Я долго смотрел на него.
– Сергей Андреевич. Вы ничего из того, что я Вам поручил, не нарушаете. Вы расширяете. Это другая вещь. И это правильная вещь.
– Спасибо, Николай Иванович.
– Я Вам скажу больше. У меня к Вам одно поручение, помимо того, что Вы делаете.
– Слушаю.
– Вы записываете. Вы слушаете. Вы едете с Ворониным по сёлам. Хорошо. Я Вас прошу на этот год собрать у себя в тетради карту края. Не географическую. Социальную. Кто чем живёт, в какой волости что, у кого что болит, у кого что светит. Я к этой карте буду обращаться, когда мне нужно будет принимать решения. Не по Третьему плану. По другому.
Северцов посмотрел на меня внимательно, серьёзно. Кивнул.
– Сделаю, Николай Иванович.
– И последнее. Когда Вы будете писать про Виноградовку и про хлебную ссуду – записывайте не как агитатор, а как военачальник. Сухо. По цифрам. Без оценок. Оценки потом, когда они станут нужны. Сейчас просто фактура.
– Понял.
– Идите.
Он встал, поклонился, вышел. Я остался один.
И вот тут, в этой пустой, тёмной, синеватой комнате с бронзовым львом на столе и фотографией государя у дальней стенки, мне впервые за день стало спокойно.
Не от того, что у меня теперь есть Северцов с социальной картой. Спокойно от того, что он до этого дошёл сам. Я ему не подсказывал. Я только не мешал. Он пошёл к Воронину сам, взял у него знание сам, понял сам, что без этого знания нельзя.
Это значило, что моя работа за три года не пропадает. Что у меня свои растут. Что я в этом доме действительно что-то выращиваю.
Я этого даже Селиванову никогда не сумел бы объяснить. Это я мог объяснить только Татьяне Ивановне.
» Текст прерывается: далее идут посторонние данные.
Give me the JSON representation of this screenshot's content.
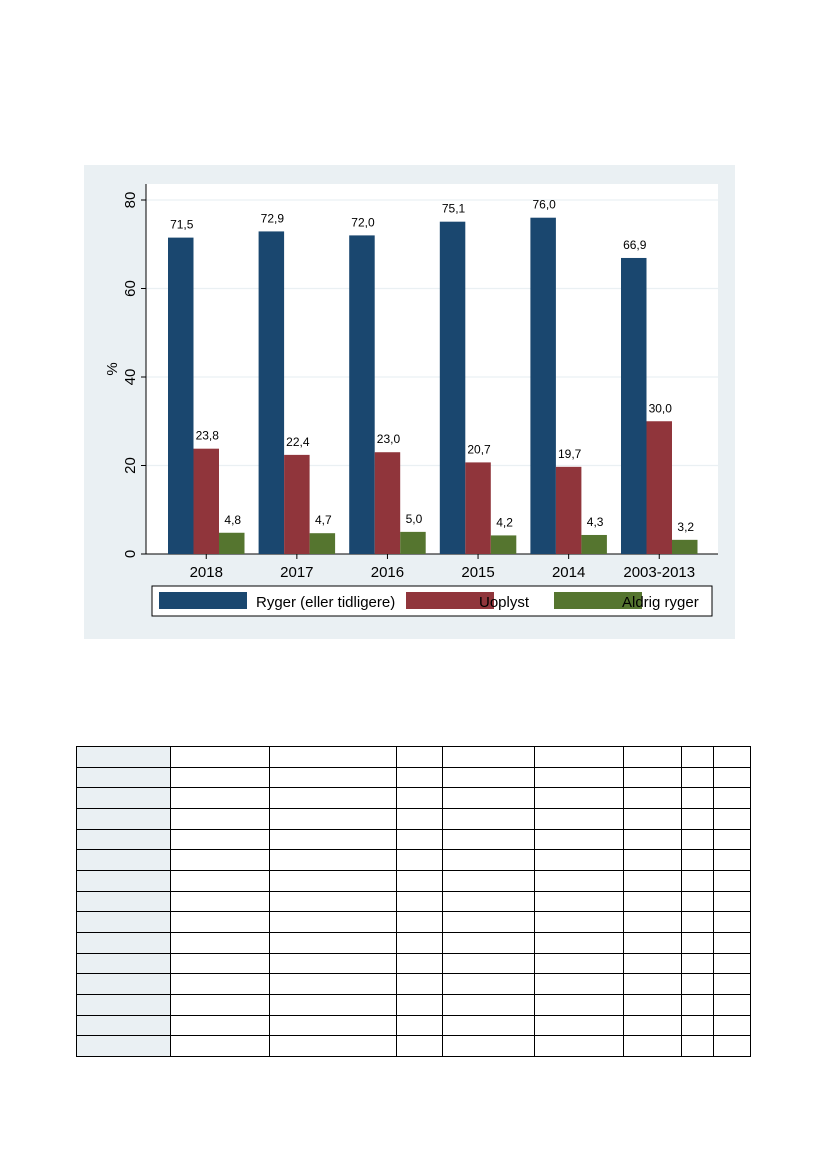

Но Татьяна Ивановна этого и так знала, без объяснений.
Я подошёл к окну. День уже почти кончился. Над Алексеевской в фонарях кружил мелкий, сухой, колючий снег.
К вечеру в доме сделалось теплее, и я разрешил себе небольшое.
Я попросил Артемия растопить камин в кабинете (обычно я этого не делал, обходясь печью, но в этот вечер захотел живого огня) и попросил Феодосию Сергеевну прислать наверх чай с малиновым вареньем и ту шарлотку с антоновкой, которую она пекла по моему любимому рецепту, в чугунной сковороде, с корочкой, посыпанной сахарной пудрой. Это всё была не еда, а детство. Не моё, лопатинское. Гродековское. Александринский сиротский корпус, рождественские праздники, шарлотка от попечительницы. Мне это в моей первой здешней зиме рассказала старая горничная Лукерья, которая помнила Гродекова мальчишкой. Я с тех пор иногда заказывал. Это было тёплое.
Артемий принёс. Поставил поднос на маленький круглый столик у камина, чтобы не нести бумаги на главном столе.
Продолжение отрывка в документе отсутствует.